Il Codacons Salerno scende in campo contro l’ampliamento del porto commerciale, aderendo alla mobilitazione delle associazioni ambientaliste. Al centro della protesta la tutela degli ultimi spazi pubblici costieri rimasti, che  secondo l’associazione  non possono essere sacrificati in nome di un piano di sviluppo ritenuto poco chiaro e privo di criteri concreti.

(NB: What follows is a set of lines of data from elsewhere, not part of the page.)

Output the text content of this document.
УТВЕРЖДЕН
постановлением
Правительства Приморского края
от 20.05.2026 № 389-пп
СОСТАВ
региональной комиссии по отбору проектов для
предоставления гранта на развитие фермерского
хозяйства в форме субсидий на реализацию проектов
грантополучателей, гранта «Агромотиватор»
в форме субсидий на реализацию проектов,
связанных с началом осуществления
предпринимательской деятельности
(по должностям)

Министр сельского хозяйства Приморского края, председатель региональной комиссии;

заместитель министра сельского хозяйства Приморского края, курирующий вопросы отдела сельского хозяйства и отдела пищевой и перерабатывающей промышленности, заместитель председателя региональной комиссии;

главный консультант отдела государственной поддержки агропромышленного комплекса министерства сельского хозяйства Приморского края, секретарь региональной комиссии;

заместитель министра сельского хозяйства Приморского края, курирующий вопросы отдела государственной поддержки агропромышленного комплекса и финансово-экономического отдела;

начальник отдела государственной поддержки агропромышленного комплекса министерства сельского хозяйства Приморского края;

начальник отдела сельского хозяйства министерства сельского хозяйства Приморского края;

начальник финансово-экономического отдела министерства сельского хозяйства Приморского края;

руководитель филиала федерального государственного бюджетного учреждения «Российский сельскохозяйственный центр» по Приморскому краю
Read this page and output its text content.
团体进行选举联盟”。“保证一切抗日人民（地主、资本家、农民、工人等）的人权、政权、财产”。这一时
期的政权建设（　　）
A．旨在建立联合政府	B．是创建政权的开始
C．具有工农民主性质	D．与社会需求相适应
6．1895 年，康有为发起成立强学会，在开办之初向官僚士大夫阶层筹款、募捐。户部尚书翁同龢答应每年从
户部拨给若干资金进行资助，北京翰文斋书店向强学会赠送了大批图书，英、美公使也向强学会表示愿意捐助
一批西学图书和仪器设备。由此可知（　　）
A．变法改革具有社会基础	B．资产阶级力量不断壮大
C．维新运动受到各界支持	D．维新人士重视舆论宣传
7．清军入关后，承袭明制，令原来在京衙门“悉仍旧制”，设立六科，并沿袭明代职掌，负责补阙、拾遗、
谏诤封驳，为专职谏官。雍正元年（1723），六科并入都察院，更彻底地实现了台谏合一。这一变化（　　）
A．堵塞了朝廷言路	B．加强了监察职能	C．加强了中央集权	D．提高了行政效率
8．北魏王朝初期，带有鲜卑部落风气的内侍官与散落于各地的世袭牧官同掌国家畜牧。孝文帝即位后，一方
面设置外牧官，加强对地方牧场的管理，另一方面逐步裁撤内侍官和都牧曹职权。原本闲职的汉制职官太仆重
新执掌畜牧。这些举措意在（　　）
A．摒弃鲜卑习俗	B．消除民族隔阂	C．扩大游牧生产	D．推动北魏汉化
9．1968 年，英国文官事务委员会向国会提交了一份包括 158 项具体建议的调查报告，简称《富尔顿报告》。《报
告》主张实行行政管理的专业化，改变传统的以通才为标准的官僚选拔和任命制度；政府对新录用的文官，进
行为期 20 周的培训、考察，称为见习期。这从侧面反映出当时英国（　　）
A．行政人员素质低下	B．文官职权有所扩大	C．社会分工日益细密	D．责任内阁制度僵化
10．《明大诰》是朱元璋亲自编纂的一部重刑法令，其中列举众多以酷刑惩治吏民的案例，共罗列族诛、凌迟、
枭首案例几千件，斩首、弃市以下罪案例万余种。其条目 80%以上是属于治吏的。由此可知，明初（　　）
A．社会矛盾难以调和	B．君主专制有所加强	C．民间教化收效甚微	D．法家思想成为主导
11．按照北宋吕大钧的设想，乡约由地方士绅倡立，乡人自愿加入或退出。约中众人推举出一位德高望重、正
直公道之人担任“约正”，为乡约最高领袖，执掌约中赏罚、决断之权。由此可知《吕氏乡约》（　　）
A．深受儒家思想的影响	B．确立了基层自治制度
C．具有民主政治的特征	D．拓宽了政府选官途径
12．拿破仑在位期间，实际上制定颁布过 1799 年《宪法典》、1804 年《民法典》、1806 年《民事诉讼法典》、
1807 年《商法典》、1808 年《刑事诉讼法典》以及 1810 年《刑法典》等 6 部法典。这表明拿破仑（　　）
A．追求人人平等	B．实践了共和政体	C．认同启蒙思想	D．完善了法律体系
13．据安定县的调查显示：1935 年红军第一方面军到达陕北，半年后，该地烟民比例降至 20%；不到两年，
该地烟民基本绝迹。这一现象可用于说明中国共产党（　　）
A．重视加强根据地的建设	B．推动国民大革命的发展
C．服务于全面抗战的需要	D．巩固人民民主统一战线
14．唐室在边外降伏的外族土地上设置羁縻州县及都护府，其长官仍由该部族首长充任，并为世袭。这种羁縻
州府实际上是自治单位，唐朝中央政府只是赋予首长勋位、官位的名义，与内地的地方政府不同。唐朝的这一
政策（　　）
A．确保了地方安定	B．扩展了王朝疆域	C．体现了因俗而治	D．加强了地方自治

Il Codacons denuncia il rischio concreto di cancellazione delle spiagge pubbliche a ridosso del molo e il possibile ridimensionamento del litorale di Marina di Vietri sul Mare e di Cetara. “Non sono chiari i benefici economici del prolungamento della banchina né gli impatti ambientali di un’opera di tale portata, così come mancano informazioni sulle misure di mitigazione”, afferma il presidente Codacons Campania, l’avvocato Matteo Marchetti.
L’associazione annuncia inoltre la proposta di presentare un dossier all’Unesco, coinvolgendo enti sovranazionali nella tutela di un’area riconosciuta di pregio paesaggistico, come spiega l’avvocato Pierluigi Morena.
Il Codacons chiede alle autorità competenti maggiore trasparenza e azioni concrete: chiarimenti sulle infrastrutture e sui tempi di apertura di Porta Ovest, una task force per l’integrazione città-porto, monitoraggi ambientali permanenti su aria e acque, controllo del traffico, applicazione del principio “chi inquina paga” e l’apertura di un dibattito per rendere il porto più accessibile alla città. Questa è la svolta vera di cui ha bisogno la città, ha concluso l’avvocato Marchetti,  non opere faraoniche o inutili, questa la politica delle cose possibili e condivise con i cittadini.